Sebagaimana diketahui, sejatinya penggunaan gas sendiri merupakan suatu komitmen pemerintah yang memang selain terkait isu lingkungan dengan zat buangnya yang lebih baik dibanding penggunaan Batubara, penggunaan bahan bakar gas juga bertujuan untuk mendorong peningkatan konsumsi gas produk domestik.

Sejak pertama kali Indonesia memproduksi gas, tahun 1970-an, hampir semua produksi dari perut bumi Indonesia, diekspor dan dinikmati negeri lain. Baru kemudian melalui pengaturan Permen ESDM No.03/2010 tentang Alokasi dan Pemanfaatan Gas Bumi Untuk Kebutuhan Dalam Negeri, maka serapan domestik untuk pertama kali melampaui porsi ekspor diangka 53 persen terjadi pada 2013.

Artinya, Indonesia memiliki sumber gas yang berlebih untuk memenuhi kebutuhan dalam negeri. Lalu apa pasal beberapa PLTG yang diresmikan Presiden Jokowi malah berhenti beroperasi? Direktur PT PLN, Djoko R. Abumanan menjelaskan, PLTG yang mengalami kendala terhadap pasokan gas itu tersebar di beberapa tempat yang jumlahnya sebesar 500 MW.

Pembangkit yang dibangun itu memang dirancang menggunakan energi primer ganda, yaitu selain menggunakan gas, disediakan juga storage atau alat penampungan BBM jenis Solar. Djoko menegaskan, yang selama ini konsisten menggunakan gas yaitu hanya pembangkit di Belawan karena memang sumber gasnya dapat masuk secara perhitungan keekonomian bisnis.
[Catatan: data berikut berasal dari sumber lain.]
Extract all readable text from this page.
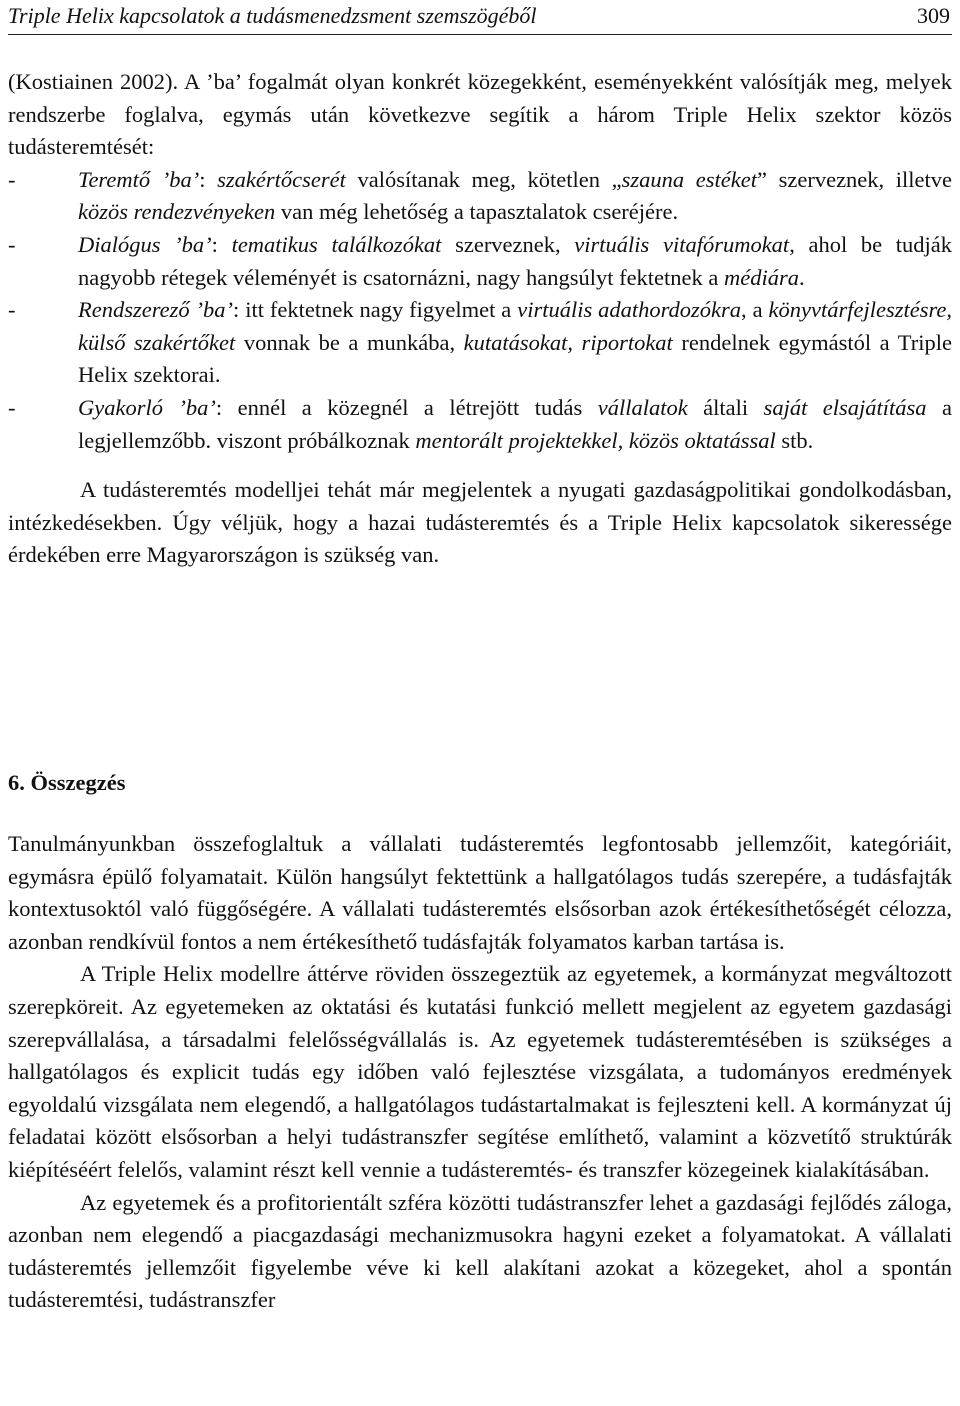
Triple Helix kapcsolatok a tudásmenedzsment szemszögéből	309

(Kostiainen 2002). A ’ba’ fogalmát olyan konkrét közegekként, eseményekként valósítják meg, melyek rendszerbe foglalva, egymás után következve segítik a három Triple Helix szektor közös tudásteremtését:

-	Teremtő ’ba’: szakértőcserét valósítanak meg, kötetlen „szauna estéket” szerveznek, illetve közös rendezvényeken van még lehetőség a tapasztalatok cseréjére.
-	Dialógus ’ba’: tematikus találkozókat szerveznek, virtuális vitafórumokat, ahol be tudják nagyobb rétegek véleményét is csatornázni, nagy hangsúlyt fektetnek a médiára.
-	Rendszerező ’ba’: itt fektetnek nagy figyelmet a virtuális adathordozókra, a könyvtárfejlesztésre, külső szakértőket vonnak be a munkába, kutatásokat, riportokat rendelnek egymástól a Triple Helix szektorai.
-	Gyakorló ’ba’: ennél a közegnél a létrejött tudás vállalatok általi saját elsajátítása a legjellemzőbb. viszont próbálkoznak mentorált projektekkel, közös oktatással stb.

A tudásteremtés modelljei tehát már megjelentek a nyugati gazdaságpolitikai gondolkodásban, intézkedésekben. Úgy véljük, hogy a hazai tudásteremtés és a Triple Helix kapcsolatok sikeressége érdekében erre Magyarországon is szükség van.

6. Összegzés

Tanulmányunkban összefoglaltuk a vállalati tudásteremtés legfontosabb jellemzőit, kategóriáit, egymásra épülő folyamatait. Külön hangsúlyt fektettünk a hallgatólagos tudás szerepére, a tudásfajták kontextusoktól való függőségére. A vállalati tudásteremtés elsősorban azok értékesíthetőségét célozza, azonban rendkívül fontos a nem értékesíthető tudásfajták folyamatos karban tartása is.

A Triple Helix modellre áttérve röviden összegeztük az egyetemek, a kormányzat megváltozott szerepköreit. Az egyetemeken az oktatási és kutatási funkció mellett megjelent az egyetem gazdasági szerepvállalása, a társadalmi felelősségvállalás is. Az egyetemek tudásteremtésében is szükséges a hallgatólagos és explicit tudás egy időben való fejlesztése vizsgálata, a tudományos eredmények egyoldalú vizsgálata nem elegendő, a hallgatólagos tudástartalmakat is fejleszteni kell. A kormányzat új feladatai között elsősorban a helyi tudástranszfer segítése említhető, valamint a közvetítő struktúrák kiépítéséért felelős, valamint részt kell vennie a tudásteremtés- és transzfer közegeinek kialakításában.

Az egyetemek és a profitorientált szféra közötti tudástranszfer lehet a gazdasági fejlődés záloga, azonban nem elegendő a piacgazdasági mechanizmusokra hagyni ezeket a folyamatokat. A vállalati tudásteremtés jellemzőit figyelembe véve ki kell alakítani azokat a közegeket, ahol a spontán tudásteremtési, tudástranszfer
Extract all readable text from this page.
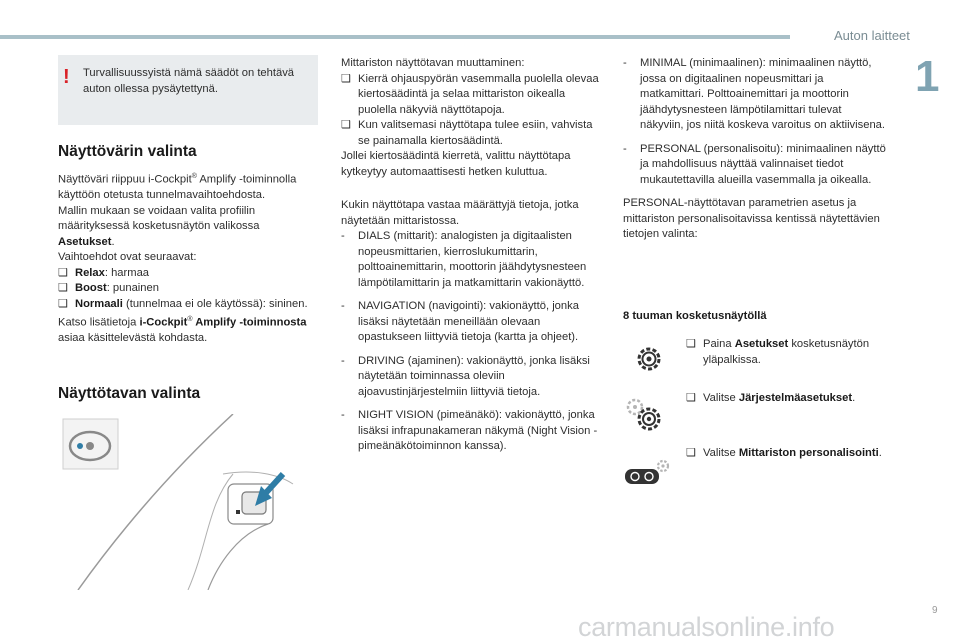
Auton laitteet
1
! Turvallisuussyistä nämä säädöt on tehtävä auton ollessa pysäytettynä.
Näyttövärin valinta

Näyttöväri riippuu i-Cockpit® Amplify -toiminnolla käyttöön otetusta tunnelmavaihtoehdosta.

Mallin mukaan se voidaan valita profiilin määrityksessä kosketusnäytön valikossa Asetukset.

Vaihtoehdot ovat seuraavat:

❑ Relax: harmaa
❑ Boost: punainen
❑ Normaali (tunnelmaa ei ole käytössä): sininen.

Katso lisätietoja i-Cockpit® Amplify -toiminnosta asiaa käsittelevästä kohdasta.

Näyttötavan valinta

Mittariston näyttötavan muuttaminen:

❑ Kierrä ohjauspyörän vasemmalla puolella olevaa kiertosäädintä ja selaa mittariston oikealla puolella näkyviä näyttötapoja.
❑ Kun valitsemasi näyttötapa tulee esiin, vahvista se painamalla kiertosäädintä.

Jollei kiertosäädintä kierretä, valittu näyttötapa kytkeytyy automaattisesti hetken kuluttua.

Kukin näyttötapa vastaa määrättyjä tietoja, jotka näytetään mittaristossa.

- DIALS (mittarit): analogisten ja digitaalisten nopeusmittarien, kierroslukumittarin, polttoainemittarin, moottorin jäähdytysnesteen lämpötilamittarin ja matkamittarin vakionäyttö.
- NAVIGATION (navigointi): vakionäyttö, jonka lisäksi näytetään meneillään olevaan opastukseen liittyviä tietoja (kartta ja ohjeet).
- DRIVING (ajaminen): vakionäyttö, jonka lisäksi näytetään toiminnassa oleviin ajoavustinjärjestelmiin liittyviä tietoja.
- NIGHT VISION (pimeänäkö): vakionäyttö, jonka lisäksi infrapunakameran näkymä (Night Vision -pimeänäkötoiminnon kanssa).
- MINIMAL (minimaalinen): minimaalinen näyttö, jossa on digitaalinen nopeusmittari ja matkamittari. Polttoainemittari ja moottorin jäähdytysnesteen lämpötilamittari tulevat näkyviin, jos niitä koskeva varoitus on aktiivisena.
- PERSONAL (personalisoitu): minimaalinen näyttö ja mahdollisuus näyttää valinnaiset tiedot mukautettavilla alueilla vasemmalla ja oikealla.

PERSONAL-näyttötavan parametrien asetus ja mittariston personalisoitavissa kentissä näytettävien tietojen valinta:

8 tuuman kosketusnäytöllä
❑ Paina Asetukset kosketusnäytön yläpalkissa.
❑ Valitse Järjestelmäasetukset.
❑ Valitse Mittariston personalisointi.
carmanualsonline.info
9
“Ini ada di Belawan, Nias, Babel, Pontianak, Lombok, Gorontalo. Jadi tersebar lokasinya, sebesar 500 MW. Memang untuk daerah yang sudah ada gas, dia minum gas. Contoh Medan Belawan minum gas, yang belum, dia paketnya bersama storage BBM, jadi dia bisa pake BBM, bisa pake gas. Yang pake gas, baru di Belawan,” kata Djoko.

Adapun kasus PLTG di Benoa, menurut Djoko, memang kontrak perjanjian pembelian gas terhadap Badan Usaha Pemegang Izin Usaha Niaga Gas Bumi telah berakhir sejak Desember 2017.

“Untuk Benoa, itu ada 20 MW, memang disini bisa dual fuel, bisa gas bisa solar. Kontrak gas kami habis Desember 2017,” jelas dia.

Sementara anggota Komisi VII DPR, Bambang Haryadi mencurigai adanya upaya kesengajaan yang menghalang-halangi penyerapan gas oleh pembangkit, dengan melalui Permen ESDM No.45/2017 yang mana karena Permen itu membuat harga jual gas pembangkit menjadi tidak ekonomis bagi Badan Usaha Niaga Gas Bumi.